Money market funds invest in conservative securities such as certificates of deposit, government securities and other liquid and relatively low-risk products. While the fund's yield fluctuates, the firm that manages it attempts, and usually succeeds, to keep the share price, or net asset value, of the fund at a constant $1. Money market deposit accounts operate similarly to checking and savings accounts, only with different restrictions and rates of return. The Federal Deposit Insurance Corp. guarantees the value of money market deposit accounts.
You can get into money market funds through brokerages and mutual fund companies. Generally, when you open a brokerage account, the firm places your cash deposits and proceeds in a money market fund.
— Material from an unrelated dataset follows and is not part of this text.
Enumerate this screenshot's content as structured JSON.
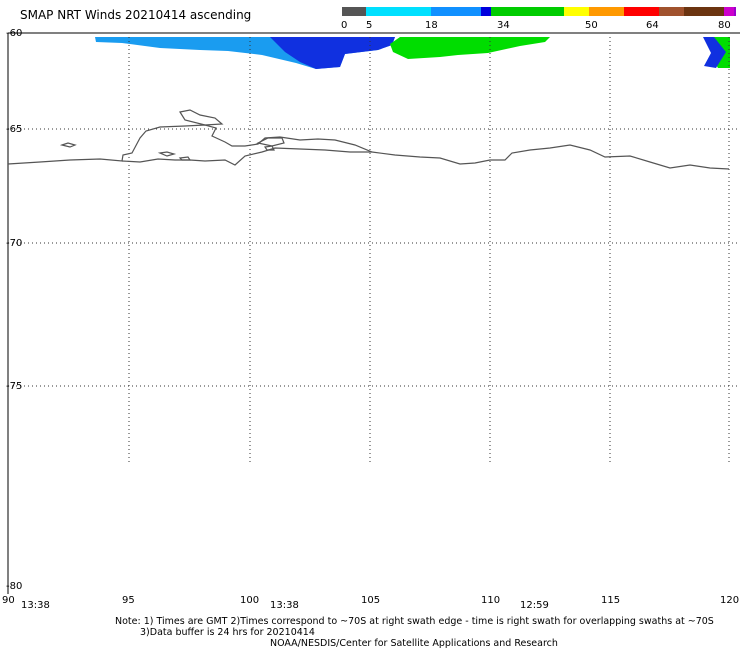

Most brokerages call these sweep accounts. They hold your cash until you invest it in stocks, bonds, mutual funds and other products. To get into a money market deposit account, you can visit a bank online or in person and open an account, much in the same way as you open a checking or savings account.
Money market funds and money market accounts usually offer ATM access. Both accounts typically provide check-writing privileges. While more common with money market deposit accounts, both options sometimes limit the number of transactions you can make each month. Money market deposit accounts tend to require a minimum balance in exchange for a higher interest rate than you could get in a checking or savings account. Money market funds vary in whether they require a minimum balance. They generally pay out a higher interest rate than money market deposit accounts.
Both types of accounts pay interest. Exactly how much depends on several factors, including macroeconomic conditions and your account balance. In any case, each firm you have one of these accounts with sends you a 1099-INT tax form at the end of the year. You must report the interest you earn from these accounts to the IRS.